Using the optimal `k` you found, complete the following code to generate predictions on the test data.

Then, submit the `submission.csv` to Kaggle. Please show the TA both the plots generated above and the Kaggle submission result.

In [None]:
# Create a model using the optimal k value
# model = TODO

# Train the model on the training data
model.fit(X_train, y_train)

# For the test data, we also drop unnecessary columns but keep 'id' for the final submission
X_test = test_data.drop(['id'], axis=1)
test_ids = test_data['id']

# Make prediction on test data
y_pred = model.predict_proba(X_test)[:,-1]
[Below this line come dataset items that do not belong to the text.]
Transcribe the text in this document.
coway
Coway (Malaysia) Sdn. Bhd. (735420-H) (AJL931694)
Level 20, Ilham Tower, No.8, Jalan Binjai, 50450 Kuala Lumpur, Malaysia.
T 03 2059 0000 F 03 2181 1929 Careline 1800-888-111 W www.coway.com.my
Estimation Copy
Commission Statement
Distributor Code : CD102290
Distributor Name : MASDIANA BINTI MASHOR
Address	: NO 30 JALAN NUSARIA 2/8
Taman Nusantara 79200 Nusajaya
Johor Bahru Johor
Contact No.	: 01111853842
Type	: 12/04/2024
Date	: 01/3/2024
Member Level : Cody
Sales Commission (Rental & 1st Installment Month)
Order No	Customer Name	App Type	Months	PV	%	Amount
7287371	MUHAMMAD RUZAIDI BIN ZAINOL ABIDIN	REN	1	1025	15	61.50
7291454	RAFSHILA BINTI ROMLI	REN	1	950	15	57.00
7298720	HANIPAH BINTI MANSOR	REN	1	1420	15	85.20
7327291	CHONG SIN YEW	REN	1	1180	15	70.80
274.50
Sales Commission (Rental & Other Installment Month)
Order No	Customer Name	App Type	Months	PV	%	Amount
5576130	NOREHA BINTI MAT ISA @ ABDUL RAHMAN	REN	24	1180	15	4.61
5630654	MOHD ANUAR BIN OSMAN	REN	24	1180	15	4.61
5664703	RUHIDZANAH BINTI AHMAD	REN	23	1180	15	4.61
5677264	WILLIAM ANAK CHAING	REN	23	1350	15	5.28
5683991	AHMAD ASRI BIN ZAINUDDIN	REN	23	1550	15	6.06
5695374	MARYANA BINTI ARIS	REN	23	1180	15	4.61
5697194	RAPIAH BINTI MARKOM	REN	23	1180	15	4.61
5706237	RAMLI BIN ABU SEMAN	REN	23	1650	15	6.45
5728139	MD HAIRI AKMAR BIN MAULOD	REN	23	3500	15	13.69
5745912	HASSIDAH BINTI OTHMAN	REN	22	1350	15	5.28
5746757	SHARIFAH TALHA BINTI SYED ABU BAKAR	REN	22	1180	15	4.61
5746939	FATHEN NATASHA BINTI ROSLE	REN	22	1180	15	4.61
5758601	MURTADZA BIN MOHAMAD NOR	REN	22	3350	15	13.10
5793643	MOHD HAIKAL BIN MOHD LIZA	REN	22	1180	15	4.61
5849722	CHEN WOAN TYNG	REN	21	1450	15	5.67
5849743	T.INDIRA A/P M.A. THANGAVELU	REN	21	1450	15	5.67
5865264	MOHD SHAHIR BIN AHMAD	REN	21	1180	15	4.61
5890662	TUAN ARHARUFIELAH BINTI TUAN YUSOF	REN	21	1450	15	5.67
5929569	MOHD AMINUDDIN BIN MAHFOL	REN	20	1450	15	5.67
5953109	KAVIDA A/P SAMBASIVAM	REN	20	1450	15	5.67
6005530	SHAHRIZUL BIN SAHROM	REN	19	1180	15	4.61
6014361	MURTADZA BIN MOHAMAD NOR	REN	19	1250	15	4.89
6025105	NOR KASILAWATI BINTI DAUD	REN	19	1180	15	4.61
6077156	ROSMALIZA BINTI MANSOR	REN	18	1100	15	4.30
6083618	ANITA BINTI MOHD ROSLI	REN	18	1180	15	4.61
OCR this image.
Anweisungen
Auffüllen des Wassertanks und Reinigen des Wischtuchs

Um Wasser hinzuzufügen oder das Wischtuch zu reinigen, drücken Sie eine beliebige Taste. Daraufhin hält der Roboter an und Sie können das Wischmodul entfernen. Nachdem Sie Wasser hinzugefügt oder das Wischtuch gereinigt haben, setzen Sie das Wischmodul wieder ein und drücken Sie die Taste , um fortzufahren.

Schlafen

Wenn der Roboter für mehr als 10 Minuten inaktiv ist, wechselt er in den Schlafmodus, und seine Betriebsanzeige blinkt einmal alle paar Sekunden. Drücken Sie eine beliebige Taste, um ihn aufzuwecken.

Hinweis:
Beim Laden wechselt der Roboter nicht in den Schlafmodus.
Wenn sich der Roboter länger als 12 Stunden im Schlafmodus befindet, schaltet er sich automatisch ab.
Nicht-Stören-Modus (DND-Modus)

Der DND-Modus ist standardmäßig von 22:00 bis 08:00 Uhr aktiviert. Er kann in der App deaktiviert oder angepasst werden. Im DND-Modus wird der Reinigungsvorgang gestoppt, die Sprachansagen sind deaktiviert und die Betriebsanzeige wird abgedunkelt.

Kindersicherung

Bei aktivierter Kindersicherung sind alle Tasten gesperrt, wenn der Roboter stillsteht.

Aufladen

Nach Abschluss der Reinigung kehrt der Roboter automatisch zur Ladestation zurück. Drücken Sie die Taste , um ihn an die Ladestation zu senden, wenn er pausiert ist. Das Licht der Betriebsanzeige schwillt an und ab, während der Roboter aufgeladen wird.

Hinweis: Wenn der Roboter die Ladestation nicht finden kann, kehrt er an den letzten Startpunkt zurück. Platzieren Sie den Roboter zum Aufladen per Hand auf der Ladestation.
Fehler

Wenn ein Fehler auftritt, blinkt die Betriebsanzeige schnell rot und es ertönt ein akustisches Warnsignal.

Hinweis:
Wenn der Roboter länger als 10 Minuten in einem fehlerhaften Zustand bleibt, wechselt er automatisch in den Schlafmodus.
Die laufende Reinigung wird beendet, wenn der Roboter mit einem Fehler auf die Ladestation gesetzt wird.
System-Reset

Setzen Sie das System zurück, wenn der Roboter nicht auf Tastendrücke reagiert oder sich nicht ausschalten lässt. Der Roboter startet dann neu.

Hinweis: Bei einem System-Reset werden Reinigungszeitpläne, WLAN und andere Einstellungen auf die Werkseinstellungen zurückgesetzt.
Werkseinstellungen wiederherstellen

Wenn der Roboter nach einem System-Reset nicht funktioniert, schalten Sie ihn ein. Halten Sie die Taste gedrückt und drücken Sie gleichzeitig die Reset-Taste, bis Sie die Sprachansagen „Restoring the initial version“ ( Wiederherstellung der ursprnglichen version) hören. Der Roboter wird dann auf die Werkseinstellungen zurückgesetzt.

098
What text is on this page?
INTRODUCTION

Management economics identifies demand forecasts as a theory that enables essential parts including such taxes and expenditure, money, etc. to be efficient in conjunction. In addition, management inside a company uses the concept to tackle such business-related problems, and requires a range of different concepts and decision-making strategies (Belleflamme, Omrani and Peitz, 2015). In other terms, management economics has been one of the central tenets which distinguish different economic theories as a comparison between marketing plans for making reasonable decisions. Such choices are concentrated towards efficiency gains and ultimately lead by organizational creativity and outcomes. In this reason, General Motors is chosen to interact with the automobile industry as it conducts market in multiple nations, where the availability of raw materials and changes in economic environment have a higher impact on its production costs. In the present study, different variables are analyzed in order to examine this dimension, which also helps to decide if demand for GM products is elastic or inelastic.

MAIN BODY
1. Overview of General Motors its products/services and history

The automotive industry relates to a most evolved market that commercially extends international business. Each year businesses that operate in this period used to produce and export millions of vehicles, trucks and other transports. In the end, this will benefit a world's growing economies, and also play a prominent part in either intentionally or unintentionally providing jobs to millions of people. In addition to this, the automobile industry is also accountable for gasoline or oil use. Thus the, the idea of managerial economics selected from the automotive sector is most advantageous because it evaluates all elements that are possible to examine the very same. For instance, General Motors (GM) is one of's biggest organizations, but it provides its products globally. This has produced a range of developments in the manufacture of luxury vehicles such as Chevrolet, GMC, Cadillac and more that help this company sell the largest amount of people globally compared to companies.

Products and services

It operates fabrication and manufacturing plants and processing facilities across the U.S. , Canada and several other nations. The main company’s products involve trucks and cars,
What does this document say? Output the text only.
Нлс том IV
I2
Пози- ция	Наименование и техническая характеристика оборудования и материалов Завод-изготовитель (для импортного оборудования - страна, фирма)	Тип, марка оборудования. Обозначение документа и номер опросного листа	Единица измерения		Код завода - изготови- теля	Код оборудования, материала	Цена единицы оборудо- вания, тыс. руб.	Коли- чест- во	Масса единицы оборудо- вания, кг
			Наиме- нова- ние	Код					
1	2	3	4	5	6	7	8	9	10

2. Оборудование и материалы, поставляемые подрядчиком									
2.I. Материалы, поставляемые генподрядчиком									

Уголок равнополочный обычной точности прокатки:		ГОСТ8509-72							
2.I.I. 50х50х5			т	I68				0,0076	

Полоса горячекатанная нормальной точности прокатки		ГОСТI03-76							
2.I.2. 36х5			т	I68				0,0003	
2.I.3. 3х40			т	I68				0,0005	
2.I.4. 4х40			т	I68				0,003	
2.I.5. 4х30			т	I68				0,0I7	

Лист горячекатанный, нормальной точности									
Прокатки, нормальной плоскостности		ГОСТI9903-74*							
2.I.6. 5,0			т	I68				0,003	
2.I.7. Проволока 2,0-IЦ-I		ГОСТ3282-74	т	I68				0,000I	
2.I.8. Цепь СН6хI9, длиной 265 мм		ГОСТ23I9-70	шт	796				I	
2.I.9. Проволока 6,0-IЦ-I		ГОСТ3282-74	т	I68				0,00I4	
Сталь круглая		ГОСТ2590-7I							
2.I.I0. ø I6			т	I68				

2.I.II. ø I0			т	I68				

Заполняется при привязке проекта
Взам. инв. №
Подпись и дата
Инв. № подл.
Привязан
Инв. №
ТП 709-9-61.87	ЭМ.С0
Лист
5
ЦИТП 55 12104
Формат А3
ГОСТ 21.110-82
# Create the submission DataFrame
submission = pd.DataFrame({'id': test_ids, 'smoking': y_pred})

# Save the submission DataFrame to a CSV file
submission.to_csv('submission.csv', index=False)

print("Submission file 'submission.csv' has been created!")

Submission file 'submission.csv' has been created!